1 tbsp olive oil
2 cloves garlic
1 tsp oregano
2 tins plum tomatoes
2 red peppers
1 red onion
250g chestnut mushrooms
Approx. 1 kg pizza dough (I use just just a white sourdough bread recipe)
A little flour and semolina for rolling
Handful fresh basil
Finely chop the garlic and add into a saucepan with the olive oil and oregano. Cook for a few minutes, then add in the plum tomatoes. Use a potato masher to break down into a smooth sauce, then leave to simmer for about 30 minutes, until thick and rich. Season with salt and pepper.
Meanwhile, preheat the oven to 200 degrees Celcius.
Slice the courgettes, peppers, onion and mushrooms and add to a roasting tray with a little oil. Roast in the oven for 15 minutes. Once cooked, remove from the oven and turn the oven up to as hot as it will go. Add a pizza stone or baking tray to the top shelf of the oven to heat up.
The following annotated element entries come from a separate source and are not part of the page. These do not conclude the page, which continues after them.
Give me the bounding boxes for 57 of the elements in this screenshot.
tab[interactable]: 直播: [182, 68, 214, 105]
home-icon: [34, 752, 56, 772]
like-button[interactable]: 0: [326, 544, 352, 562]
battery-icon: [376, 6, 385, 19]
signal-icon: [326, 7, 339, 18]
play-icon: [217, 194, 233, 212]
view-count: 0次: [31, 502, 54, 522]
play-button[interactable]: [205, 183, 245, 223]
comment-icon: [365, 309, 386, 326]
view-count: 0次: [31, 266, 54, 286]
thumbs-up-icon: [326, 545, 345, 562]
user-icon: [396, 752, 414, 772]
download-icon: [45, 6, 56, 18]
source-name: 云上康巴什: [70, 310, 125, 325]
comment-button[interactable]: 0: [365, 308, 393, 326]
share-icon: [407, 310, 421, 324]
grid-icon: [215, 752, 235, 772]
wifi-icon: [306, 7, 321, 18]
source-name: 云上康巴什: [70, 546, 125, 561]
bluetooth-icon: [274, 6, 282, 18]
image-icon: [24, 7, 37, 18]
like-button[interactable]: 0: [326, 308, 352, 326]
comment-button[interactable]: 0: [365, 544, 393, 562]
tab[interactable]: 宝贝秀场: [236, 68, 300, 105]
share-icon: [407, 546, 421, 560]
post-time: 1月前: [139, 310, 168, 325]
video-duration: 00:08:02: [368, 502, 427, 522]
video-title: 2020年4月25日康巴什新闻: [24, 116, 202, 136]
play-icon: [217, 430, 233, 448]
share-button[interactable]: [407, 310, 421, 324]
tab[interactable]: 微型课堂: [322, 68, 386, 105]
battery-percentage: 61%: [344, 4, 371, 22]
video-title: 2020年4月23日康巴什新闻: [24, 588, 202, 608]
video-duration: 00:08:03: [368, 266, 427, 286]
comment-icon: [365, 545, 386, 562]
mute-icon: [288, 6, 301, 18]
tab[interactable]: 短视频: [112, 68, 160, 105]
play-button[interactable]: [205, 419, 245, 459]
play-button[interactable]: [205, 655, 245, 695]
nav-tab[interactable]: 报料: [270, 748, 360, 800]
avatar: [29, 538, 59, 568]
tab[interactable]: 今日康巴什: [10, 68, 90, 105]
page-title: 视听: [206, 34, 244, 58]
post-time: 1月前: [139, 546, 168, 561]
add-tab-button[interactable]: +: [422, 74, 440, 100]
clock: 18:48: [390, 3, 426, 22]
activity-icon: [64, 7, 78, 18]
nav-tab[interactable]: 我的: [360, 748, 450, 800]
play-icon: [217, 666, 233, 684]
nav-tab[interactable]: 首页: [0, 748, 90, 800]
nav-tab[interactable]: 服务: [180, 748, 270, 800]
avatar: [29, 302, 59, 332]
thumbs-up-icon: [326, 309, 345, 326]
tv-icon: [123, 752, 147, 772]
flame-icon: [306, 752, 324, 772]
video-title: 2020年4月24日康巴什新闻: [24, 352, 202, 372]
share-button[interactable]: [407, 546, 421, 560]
Divide the dough into 4 and roll each ball out onto a clean surface, dusted with flour and semolina.
Once the pizza stone/tray is hot, take out of the oven and carefully lift one base onto it. Decorate with tomato sauce and veggies then quickly return to the oven and bake until the crust is well golden. This will vary on your oven but usually between 10 and 15 minutes.
Serve with torn fresh basil, and repeat for the remaining pizzas.